Good dialogue was one of cinema's primary excitements: character, action and sex were all advanced within the exchange of words. Hawks thought Brackett wrote good dialogue. He phoned the agent, who sent Brackett round to Warner Bros. "In walked," said Hawks later, "a rather attractive girl who looked like she had just come from a tennis match. She looked as if she wrote poetry. But she wrote like a man." 

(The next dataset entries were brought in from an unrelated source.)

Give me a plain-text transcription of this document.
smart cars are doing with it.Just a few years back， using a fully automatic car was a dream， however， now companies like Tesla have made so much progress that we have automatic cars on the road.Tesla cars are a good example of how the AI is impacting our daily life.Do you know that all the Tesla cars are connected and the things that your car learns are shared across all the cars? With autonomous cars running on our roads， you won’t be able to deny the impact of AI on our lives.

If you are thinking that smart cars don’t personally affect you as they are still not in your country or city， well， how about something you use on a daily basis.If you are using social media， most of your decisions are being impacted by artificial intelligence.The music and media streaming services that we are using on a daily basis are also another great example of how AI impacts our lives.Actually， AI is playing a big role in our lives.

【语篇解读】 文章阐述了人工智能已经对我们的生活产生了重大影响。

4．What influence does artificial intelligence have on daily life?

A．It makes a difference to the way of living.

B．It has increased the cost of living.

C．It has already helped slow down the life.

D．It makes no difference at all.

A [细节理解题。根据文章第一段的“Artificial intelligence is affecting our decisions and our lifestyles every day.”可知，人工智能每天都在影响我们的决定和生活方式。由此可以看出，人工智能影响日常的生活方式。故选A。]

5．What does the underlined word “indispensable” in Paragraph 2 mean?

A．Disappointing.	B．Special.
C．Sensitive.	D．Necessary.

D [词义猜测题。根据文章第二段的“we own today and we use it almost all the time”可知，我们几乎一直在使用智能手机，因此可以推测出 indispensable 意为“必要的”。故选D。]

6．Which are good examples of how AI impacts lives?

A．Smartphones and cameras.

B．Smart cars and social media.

This may have been because, after seeing Bogart in John Huston's The Maltese Falcon, Brackett had crash-read Dashiell Hammett, John Steinbeck, Ernest Hemingway and Rudyard Kipling to crisp and compress her style. Or it could have been because she was an independent woman of 30, earning a living writing sci-fi for mags. Her family warned her "only nut-cases read it" and advised her to turn to Ladies' Home Journal for bigger bucks. But she did not much care for her family, as it was mostly women acting gracious or helpless in the hope a man would come by and provide. Whatever, Hawks hired her. She and Faulkner, of whom she was in awe, hammered the script through in under a week. Bogart complained to Brackett that some of it was too soft; but the mushier lines were Faulkner's; after which Bogart took mimsy scripts to her for doctoring. So did others - Hedda Hopper's encomium years later was headlined "They Call Her For Salty Dialogue". 

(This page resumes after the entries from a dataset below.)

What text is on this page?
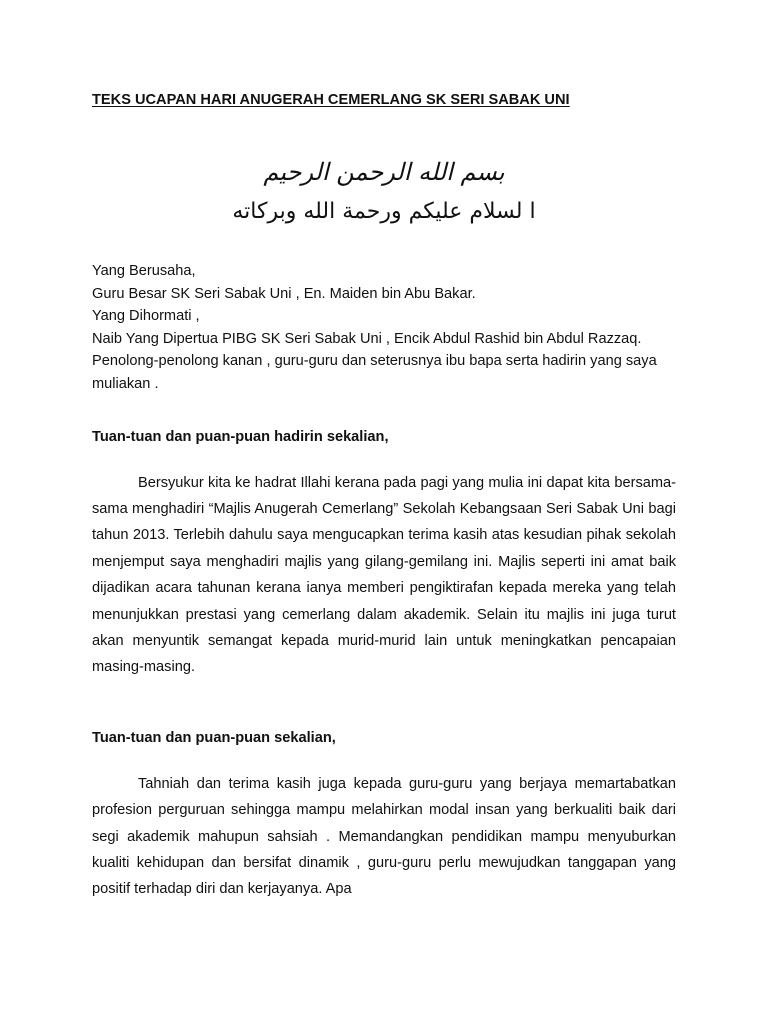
TEKS UCAPAN HARI ANUGERAH CEMERLANG SK SERI SABAK UNI

بسم الله الرحمن الرحيم
ا لسلام عليكم ورحمة الله وبركاته
Yang Berusaha,
Guru Besar SK Seri Sabak Uni , En. Maiden bin Abu Bakar.
Yang Dihormati ,
Naib Yang Dipertua PIBG SK Seri Sabak Uni , Encik Abdul Rashid bin Abdul Razzaq.
Penolong-penolong kanan , guru-guru dan seterusnya ibu bapa serta hadirin yang saya muliakan .
Tuan-tuan dan puan-puan hadirin sekalian,

Bersyukur kita ke hadrat Illahi kerana pada pagi yang mulia ini dapat kita bersama-sama menghadiri “Majlis Anugerah Cemerlang” Sekolah Kebangsaan Seri Sabak Uni bagi tahun 2013. Terlebih dahulu saya mengucapkan terima kasih atas kesudian pihak sekolah menjemput saya menghadiri majlis yang gilang-gemilang ini. Majlis seperti ini amat baik dijadikan acara tahunan kerana ianya memberi pengiktirafan kepada mereka yang telah menunjukkan prestasi yang cemerlang dalam akademik. Selain itu majlis ini juga turut akan menyuntik semangat kepada murid-murid lain untuk meningkatkan pencapaian masing-masing.

Tuan-tuan dan puan-puan sekalian,

Tahniah dan terima kasih juga kepada guru-guru yang berjaya memartabatkan profesion perguruan sehingga mampu melahirkan modal insan yang berkualiti baik dari segi akademik mahupun sahsiah . Memandangkan pendidikan mampu menyuburkan kualiti kehidupan dan bersifat dinamik , guru-guru perlu mewujudkan tanggapan yang positif terhadap diri dan kerjayanya. Apa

Yet the timing of her debut wasn't great. Dialogue was about to be superceded by spectacle, then by dumb action. And her egalitarian women - such as Lauren Bacall's educated, compromised heiress in The Big Sleep - were eclipsed. From then until now few female leads genuinely behaved equal. Brackett wasn't in studio demand, and anyway seems to have sensibly regarded Hollywood as an interlude in her pulp-writing day job. But Hawks kept up his connection. She wrote three Westerns for him, El Dorado, Rio Lobo and Rio Bravo; the throwing of a flowerpot by the heroine of the last - to save John Wayne's neck - is the best single self-determined female gesture of the 1950s. The industry did respect her for her professionalism, and for her connection with the great mid-forties. When Robert Altman coolly and logically updated Chandler's Marlowe (in The Long Goodbye, 1973), Brackett was his immediate choice as scenarist. She turned the work around speedily, as ever, and defended the director against all those who hated his anti-romantic diminishment of their hero. 

In 1978, at the age of 63, she was called in by Hollywood's newest big boy, George Lucas, whose Star Wars team had tried to imitate her urgent, combative tone. For its sequel, The Empire Strikes Back, Lucas wanted the real thing. Brackett gave in the first draft earlier than asked: two weeks later she died of cancer. Lucas handed on the project to an unknown youngster entranced by forties film noir, Lawrence Kasdan. He and Leigh shared the credits. 

Howard Hawks on Humphrey Bogart 

BOGEY was one of the best actors I worked with. He was a far cry from the actors of today, who are a little bit on the dilettante side . . . when I started working with him, I said, "Why don't you ever smile?" "Oh," he said, "I've got a bum lip." He had a lip that was badly cut up, and I think the nerves were cut. And I said, "Well, the other night when we got drunk you certainly were smiling and laughing a lot." He said, "Do you think I can?" And I said, "You'd better if you're gonna work with me . . ." 

I had trouble the first day with him. I remember grabbing him by the lapels and pushed his head up against the wall, and said, "Look, Bogey. I'll tell you how to get tough, but don't get tough with me." He said, "I won't." 

Everything was fine from that time on. He had had a couple of drinks at lunch, and that's what caused it. I stopped that. 

As for Lauren Bacall, she had to keep practising [sic] for months to keep that low voice. The funny thing is Bogey fell in love with the character she played, so she had to keep playing it for the rest of his life.